Es bedeutet, den Entscheidungen zu vertrauen, die man getroffen hat, als man ruhig war, und sich zu weigern, sie von der Angst rückgängig machen zu lassen. Die fünfzehnte und tiefste Regel handelte nicht davon, was man kaufen soll. Sie handelte davon, was man nicht ausgeben soll. Sparsamkeit selbst, die Gewohnheit, beständig über Jahrzehnte hinweg weniger auszugeben, als man einnimmt, ist die mächtigste Kraft zur Vermögensbildung, die es je gegeben hat.
Jede andere Regel hängt von ihr ab. Das Haushaltsbuch meiner Großmutter war nicht nur eine Aufzeichnung. Es war ein Werkzeug für Entscheidungen. Jeder Eintrag stellte eine stumme Frage: War das nötig?
Das übrig gebliebene Brot wurde zur Brotsuppe. Das abgetragene Hemd wurde geflickt, nicht ersetzt. Die Kohle wurde noch einen Tag gestreckt. Und die Pfennige, die so gespart wurden, zehn hier, zwanzig da, Woche für Woche, Jahr für Jahr, das waren die Pfennige, die ins Sparbuch wanderten, den Bausparvertrag fütterten, die Goldmünzen bezahlten und am Ende das Eigenheim ermöglichten.
Kein Finanzprodukt in der Geschichte hat jemals die schlichte Handlung übertroffen, weniger auszugeben, als man hat. Die gesamte moderne Finanzbranche lebt davon, Produkte an Menschen zu verkaufen, die bereits zu viel ausgegeben haben, um noch sinnvoll anlegen zu können. Die Generation meiner Großmutter hatte dieses Problem nie, weil die erste Regel immer lautete: Behalte mehr, als du verbrauchst. Sie hat nie ein Anlagebuch gelesen.

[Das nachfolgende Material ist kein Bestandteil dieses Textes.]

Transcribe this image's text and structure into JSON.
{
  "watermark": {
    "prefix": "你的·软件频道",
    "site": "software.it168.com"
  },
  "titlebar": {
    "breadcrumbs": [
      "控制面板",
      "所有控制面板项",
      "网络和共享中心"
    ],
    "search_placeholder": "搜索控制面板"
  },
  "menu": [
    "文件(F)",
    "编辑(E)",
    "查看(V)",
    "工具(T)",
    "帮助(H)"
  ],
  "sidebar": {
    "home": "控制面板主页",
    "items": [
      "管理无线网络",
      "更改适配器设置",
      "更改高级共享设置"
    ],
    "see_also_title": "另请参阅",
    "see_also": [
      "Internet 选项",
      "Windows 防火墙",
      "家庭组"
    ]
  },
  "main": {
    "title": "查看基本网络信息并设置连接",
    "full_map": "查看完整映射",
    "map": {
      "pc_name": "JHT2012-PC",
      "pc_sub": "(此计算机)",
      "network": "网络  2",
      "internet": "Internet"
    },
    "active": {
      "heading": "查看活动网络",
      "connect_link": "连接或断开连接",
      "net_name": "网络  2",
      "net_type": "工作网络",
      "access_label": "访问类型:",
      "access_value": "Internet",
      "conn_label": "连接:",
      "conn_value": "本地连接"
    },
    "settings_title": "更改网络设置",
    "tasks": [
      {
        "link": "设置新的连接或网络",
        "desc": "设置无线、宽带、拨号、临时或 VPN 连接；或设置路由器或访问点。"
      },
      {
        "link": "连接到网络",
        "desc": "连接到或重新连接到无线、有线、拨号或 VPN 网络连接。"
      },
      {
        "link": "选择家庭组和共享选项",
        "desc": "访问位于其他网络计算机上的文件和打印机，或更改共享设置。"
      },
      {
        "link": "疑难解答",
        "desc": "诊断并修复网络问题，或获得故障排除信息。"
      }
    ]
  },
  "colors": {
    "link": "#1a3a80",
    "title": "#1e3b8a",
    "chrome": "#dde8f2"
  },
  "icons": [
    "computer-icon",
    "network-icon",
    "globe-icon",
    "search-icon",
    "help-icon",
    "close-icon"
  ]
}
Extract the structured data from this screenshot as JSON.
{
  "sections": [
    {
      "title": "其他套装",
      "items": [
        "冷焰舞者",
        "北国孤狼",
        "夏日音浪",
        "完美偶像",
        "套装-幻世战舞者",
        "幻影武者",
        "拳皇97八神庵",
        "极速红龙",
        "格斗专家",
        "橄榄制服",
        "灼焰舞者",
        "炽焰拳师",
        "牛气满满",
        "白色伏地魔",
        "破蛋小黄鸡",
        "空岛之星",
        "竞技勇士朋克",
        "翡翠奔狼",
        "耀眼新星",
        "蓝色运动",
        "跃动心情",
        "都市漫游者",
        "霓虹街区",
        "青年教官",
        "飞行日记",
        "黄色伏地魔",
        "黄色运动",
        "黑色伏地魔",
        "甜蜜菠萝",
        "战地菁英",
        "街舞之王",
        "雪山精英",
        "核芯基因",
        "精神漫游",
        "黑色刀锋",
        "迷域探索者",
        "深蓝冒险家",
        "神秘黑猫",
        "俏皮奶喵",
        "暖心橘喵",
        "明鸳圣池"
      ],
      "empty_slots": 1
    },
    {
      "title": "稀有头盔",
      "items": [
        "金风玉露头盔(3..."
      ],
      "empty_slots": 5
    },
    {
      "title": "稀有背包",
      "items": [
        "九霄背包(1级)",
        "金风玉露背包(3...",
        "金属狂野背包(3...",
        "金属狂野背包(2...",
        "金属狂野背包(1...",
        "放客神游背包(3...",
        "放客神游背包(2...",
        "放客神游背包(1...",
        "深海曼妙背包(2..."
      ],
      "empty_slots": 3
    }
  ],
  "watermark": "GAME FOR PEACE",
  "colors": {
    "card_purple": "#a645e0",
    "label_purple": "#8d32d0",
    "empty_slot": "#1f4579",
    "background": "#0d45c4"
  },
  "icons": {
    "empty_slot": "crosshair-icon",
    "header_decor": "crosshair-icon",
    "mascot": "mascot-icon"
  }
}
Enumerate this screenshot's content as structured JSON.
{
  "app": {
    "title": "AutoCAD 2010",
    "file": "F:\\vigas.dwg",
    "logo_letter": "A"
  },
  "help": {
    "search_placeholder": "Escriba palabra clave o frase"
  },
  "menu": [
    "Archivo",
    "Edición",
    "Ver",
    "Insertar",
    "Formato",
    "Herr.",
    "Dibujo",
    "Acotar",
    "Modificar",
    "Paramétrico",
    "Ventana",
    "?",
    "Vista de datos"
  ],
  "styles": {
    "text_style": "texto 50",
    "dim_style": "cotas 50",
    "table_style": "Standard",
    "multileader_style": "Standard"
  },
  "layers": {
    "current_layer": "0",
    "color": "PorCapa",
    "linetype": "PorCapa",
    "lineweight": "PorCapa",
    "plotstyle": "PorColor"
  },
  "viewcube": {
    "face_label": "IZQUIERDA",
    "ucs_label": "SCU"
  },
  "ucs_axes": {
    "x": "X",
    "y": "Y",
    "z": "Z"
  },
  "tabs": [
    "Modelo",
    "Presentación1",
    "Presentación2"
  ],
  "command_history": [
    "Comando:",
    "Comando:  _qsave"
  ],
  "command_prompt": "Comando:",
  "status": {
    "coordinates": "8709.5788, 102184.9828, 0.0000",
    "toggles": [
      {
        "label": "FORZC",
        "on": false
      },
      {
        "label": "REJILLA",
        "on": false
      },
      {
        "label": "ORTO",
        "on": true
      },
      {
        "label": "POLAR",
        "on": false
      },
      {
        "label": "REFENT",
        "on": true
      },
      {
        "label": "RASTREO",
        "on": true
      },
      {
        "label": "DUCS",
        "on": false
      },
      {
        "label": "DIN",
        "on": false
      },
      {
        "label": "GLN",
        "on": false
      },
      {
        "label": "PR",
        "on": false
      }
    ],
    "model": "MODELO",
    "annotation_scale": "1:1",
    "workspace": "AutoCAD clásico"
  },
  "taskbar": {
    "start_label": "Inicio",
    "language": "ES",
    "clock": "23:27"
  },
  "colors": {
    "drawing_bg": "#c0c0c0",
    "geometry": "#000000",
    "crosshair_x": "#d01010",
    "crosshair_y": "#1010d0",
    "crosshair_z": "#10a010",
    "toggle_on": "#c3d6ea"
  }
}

Sie war nie auf einem Seminar. Sie hat nie ein Wertpapierdepot eröffnet. Aber sie hat mehr bleibendes Vermögen aufgebaut als die meisten Menschen mit all diesen Vorteilen, weil sie etwas verstanden hat, das die Finanzwelt niemals lehren wird. Die sicherste Anlage ist der Pfennig, den du beschlossen hast, nicht auszugeben.
Alles andere folgte daraus. Das Notizbuch in der Küchenschublade handelte nie vom Geld. Es handelte von Kontrolle. Kontrolle darüber, was hereinkam, was hinausging und was blieb.
Eine ganze Generation deutscher Frauen hatte diese Kontrolle jeden einzelnen Tag in ihren Händen. Und das Vermögen, das sie damit aufgebaut haben, steht heute noch in den Häusern, in denen ihre Familien leben, in den Konten, die ihre Enkel eines Tages erben werden. Die Regeln standen nie in irgendeinem Lehrbuch. Sie wurden am Küchentisch weitergegeben, von Mutter zu Tochter, in einfachen Worten, die jeder verstehen konnte.
Und der Tag, an dem wir aufgehört haben, sie weiterzugeben, ist der Tag, an dem wir angefangen haben, Finanzberater zu brauchen, die uns erzählen, was unsere Großmütter längst gewusst haben.